Más bonita que ninguna
Hay un par de cancioncillas que me llevan siempre a mi infancia y con ello, claro, a mi madre.
Una es «Con la cara lavada y recién peiná, niña de mis amores qué guapa estás…». Estoy frente al espejo del cuarto de baño, chiquitina, morenita, risueña, y mi madre peina mi melenita mientras me canturrea y nuestras miradas y nuestras sonrisas se encuentran en el espejo.
La otra es «… Más bonita que ninguuuuuna…». Esta la escucho en mi cabeza cuando evoco abrazos tiernos y momentos de complicidad.
Pero esta segunda canción tiene un tiempo nuevo. Ahora soy yo quien la canta; se la canto a mis hijas y se la canto a una de mis grandes amigas de la madurez.
Quiero hablar de ella aunque no la cite por su nombre.
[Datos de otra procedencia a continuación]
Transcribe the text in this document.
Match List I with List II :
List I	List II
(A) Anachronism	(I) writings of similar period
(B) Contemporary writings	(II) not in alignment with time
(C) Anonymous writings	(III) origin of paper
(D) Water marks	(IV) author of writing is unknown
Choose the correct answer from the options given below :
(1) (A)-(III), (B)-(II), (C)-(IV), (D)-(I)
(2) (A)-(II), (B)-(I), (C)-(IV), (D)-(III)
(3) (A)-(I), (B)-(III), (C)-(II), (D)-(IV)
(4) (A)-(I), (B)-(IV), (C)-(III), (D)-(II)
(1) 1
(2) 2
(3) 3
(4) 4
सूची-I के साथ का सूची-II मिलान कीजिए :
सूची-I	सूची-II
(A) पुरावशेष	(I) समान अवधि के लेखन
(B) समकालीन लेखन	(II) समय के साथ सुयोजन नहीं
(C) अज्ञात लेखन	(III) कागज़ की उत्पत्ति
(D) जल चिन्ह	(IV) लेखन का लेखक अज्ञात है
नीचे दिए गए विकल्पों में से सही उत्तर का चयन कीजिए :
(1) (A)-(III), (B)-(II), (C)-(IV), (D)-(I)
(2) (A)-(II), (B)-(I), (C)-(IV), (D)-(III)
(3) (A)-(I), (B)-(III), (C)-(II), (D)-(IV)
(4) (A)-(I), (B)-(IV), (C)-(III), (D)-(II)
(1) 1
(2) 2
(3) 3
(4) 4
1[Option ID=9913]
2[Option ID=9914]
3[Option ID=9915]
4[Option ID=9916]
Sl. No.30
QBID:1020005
Es tan discreta que sin su permiso no lo haré, pero sé que ella leerá y sabrá.
Es una mujer tan grande que cuando pienso en ella la visualizo con diez centímetros más de altura; aunque no los necesita porque es esbelta, elegante y estilosa. Es bella por fuera y, sobre todo, sobre todo, por dentro.
Ella me ha reconciliado con los audios del WhatsApp. Los detesto, aunque entiendo que son prácticos; resuelven en un pis pas la urgencia de comunicar. Pero ¿cómo se recupera luego una información que no queda escrita? ¿Cuál de los audios era aquel en el que se decía aquello? Antes de que mis hijas me ilustraran sobre que pueden escucharse directamente a la oreja sin hacer partícipe a nadie próximo a tu espacio vital, provocaban en mí una irritación superlativa: no podía oírlos en el momento y luego olvidaba hacerlo.
No obstante, mi amiga protagonista de esta entrada, crea los archivos sonoros más hermosos y más entrañables del mundo; sus audios no transmiten información, sino amor. Amor en forma de improvisada cancioncilla, de un mejor deseo para ti, en ese día, en ese momento. Es escucharla y sonreír desde el corazón, sentirte querida y feliz de tenerla.
La quiero por infinidad de cosas y también porque es «Más bonita que ninguuuuuuuna…».Para ti, querida mía. Gracias por salirme al encuentro en esta vida.
Nota final: sobre la letra de la canción… en fin, para otro post. Eran otros tiempos, sí.